What Happens If You Fly With Pneumonia?

Pneumonia is a serious infection that inflames the air sacs in one or both lungs, which can fill with fluid or pus. This condition significantly reduces the lungs’ ability to absorb oxygen, leading to decreased oxygen levels in the blood. Medical professionals advise against flying with pneumonia due to substantial health risks, and airlines often classify individuals as “unfit to fly” until recovery.

How Cabin Conditions Affect Lungs

The environment inside an airplane cabin differs significantly from ground conditions, posing challenges for compromised lungs. At cruising altitude (6,000 to 8,000 feet above sea level), cabin pressure is lower than at sea level, leading to reduced oxygen levels in the cabin air. For healthy individuals, this decrease in oxygen saturation to about 90% is usually not an issue.

For someone with pneumonia, whose lungs are already inflamed and struggling to absorb oxygen, this drop can be dangerous. This lower oxygen pressure exacerbates lung inflammation and impairs gas exchange, making it harder for the body to get needed oxygen. This can lead to hypoxemia (low blood oxygen), further straining the respiratory system. The dry air in airplane cabins can also dry out mucous membranes in the respiratory tract, potentially making individuals more susceptible to infections.

Potential Health Consequences During Flight

Flying with pneumonia can immediately worsen symptoms and lead to severe health complications. Individuals may experience increased shortness of breath, chest pain, and persistent coughing due to reduced oxygen and the physical stress of air travel. This can lead to severe fatigue, respiratory distress, or even respiratory failure in serious cases.

A particular concern is pneumothorax, or a collapsed lung, especially with air pockets or weakened lung tissue.

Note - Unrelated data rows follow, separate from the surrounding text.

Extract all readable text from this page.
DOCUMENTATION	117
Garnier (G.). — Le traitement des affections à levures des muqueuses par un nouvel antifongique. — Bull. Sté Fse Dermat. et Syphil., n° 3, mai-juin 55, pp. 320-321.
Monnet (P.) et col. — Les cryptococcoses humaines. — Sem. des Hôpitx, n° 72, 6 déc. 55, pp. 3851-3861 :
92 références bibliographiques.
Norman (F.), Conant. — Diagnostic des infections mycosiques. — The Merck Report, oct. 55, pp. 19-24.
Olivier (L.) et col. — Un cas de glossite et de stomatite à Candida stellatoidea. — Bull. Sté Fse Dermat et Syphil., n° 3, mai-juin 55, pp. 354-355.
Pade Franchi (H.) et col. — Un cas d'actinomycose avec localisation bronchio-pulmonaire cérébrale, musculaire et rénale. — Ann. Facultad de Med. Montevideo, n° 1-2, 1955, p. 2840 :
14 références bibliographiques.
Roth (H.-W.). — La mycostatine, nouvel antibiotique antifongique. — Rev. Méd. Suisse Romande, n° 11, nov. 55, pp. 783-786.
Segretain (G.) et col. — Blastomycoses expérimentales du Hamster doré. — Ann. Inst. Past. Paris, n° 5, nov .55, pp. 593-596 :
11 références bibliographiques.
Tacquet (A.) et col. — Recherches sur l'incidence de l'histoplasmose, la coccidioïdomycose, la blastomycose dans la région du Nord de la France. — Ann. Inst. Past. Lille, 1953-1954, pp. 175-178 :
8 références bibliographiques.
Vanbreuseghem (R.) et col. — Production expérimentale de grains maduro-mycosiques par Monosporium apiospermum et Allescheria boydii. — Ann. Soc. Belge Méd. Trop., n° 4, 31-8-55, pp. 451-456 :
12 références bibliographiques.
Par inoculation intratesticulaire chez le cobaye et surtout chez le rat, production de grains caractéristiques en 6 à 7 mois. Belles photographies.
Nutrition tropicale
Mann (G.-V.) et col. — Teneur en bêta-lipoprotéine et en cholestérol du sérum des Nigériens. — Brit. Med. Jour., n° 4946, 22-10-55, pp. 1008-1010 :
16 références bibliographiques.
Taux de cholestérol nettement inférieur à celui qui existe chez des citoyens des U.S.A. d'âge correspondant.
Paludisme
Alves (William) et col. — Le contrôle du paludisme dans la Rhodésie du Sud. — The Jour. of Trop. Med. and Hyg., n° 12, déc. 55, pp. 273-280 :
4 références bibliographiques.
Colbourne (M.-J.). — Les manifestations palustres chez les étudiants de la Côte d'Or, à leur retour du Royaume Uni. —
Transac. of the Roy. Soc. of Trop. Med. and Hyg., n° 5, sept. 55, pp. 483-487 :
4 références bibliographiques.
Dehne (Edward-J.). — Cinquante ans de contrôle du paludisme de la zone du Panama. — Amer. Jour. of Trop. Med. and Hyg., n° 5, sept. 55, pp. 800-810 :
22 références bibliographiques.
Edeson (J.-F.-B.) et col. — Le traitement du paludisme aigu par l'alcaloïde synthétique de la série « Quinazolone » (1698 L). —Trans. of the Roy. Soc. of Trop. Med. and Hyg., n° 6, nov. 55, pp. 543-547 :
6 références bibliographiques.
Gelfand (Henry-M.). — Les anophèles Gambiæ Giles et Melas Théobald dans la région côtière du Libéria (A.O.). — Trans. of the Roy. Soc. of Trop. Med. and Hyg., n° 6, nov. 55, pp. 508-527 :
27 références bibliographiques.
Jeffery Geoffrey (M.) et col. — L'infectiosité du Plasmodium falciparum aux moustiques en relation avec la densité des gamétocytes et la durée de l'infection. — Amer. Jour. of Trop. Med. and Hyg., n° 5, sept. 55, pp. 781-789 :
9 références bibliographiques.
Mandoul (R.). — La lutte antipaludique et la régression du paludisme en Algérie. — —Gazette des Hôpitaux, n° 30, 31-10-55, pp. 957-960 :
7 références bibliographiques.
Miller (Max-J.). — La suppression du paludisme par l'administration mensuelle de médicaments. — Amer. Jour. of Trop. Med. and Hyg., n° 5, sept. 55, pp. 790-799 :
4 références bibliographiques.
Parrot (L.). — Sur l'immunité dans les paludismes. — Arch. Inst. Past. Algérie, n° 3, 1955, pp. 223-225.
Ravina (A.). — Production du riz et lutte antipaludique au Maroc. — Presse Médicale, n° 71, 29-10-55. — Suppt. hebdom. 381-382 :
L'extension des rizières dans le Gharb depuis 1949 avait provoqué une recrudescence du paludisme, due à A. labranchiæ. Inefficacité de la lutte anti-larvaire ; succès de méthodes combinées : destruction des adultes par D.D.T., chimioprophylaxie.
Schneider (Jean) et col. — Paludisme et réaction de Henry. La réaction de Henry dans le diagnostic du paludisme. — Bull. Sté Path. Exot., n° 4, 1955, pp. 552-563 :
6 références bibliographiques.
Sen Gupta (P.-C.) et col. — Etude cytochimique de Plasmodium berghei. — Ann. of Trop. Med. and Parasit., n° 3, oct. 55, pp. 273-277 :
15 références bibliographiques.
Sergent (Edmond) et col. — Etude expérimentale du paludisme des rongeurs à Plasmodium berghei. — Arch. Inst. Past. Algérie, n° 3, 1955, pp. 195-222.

Changes in cabin pressure can cause trapped air in the body’s cavities to expand, increasing pressure on the lungs. An existing pneumothorax is an absolute contraindication to air travel due to the risk of it enlarging into a tension pneumothorax, a medical emergency. The stress of travel and the enclosed environment can also temporarily impair the immune system, potentially worsening the infection or increasing susceptibility to secondary infections.

Long-Term Risks and Recovery

Flying with pneumonia can lead to prolonged recovery and potential long-term health issues. Pushing the body during an acute illness, especially under the stress of air travel, can delay healing. This increased strain also makes individuals more vulnerable to secondary infections.

In severe cases, or if the condition is worsened by flying, there is a risk of permanent lung damage. This can include reduced lung capacity, causing shortness of breath for months after the initial infection. Lung scarring (fibrosis) or irreversible structural damage and dilation in the bronchi (bronchiectasis) are also potential long-term consequences of severe or recurrent pneumonia.

Guidance for Travelers with Pneumonia

Individuals with pneumonia who planned to fly should consult a doctor for medical clearance. Most airlines require full recovery before allowing a patient to fly, sometimes requiring satisfactory exercise tolerance. A healthcare provider can assess the condition’s severity and determine if a “fit-to-fly” test, checking oxygen levels under simulated flight conditions, is necessary. If flying is deemed unsafe, postponing travel is the safest alternative.

For those already at their destination with pneumonia, seeking medical attention is important. Air ambulances with controlled cabin pressure may be an option for safe transport in severe cases. Compliance with medical treatment, including prescribed antibiotics, and prioritizing rest are essential for recovery. Some forms of pneumonia, especially bacterial or viral types, are contagious, and flying in an enclosed space risks spreading the illness. Viral pneumonia is contagious until symptoms improve and fever is gone, while bacterial pneumonia can be contagious for about 48 hours after starting antibiotics and until fever subsides.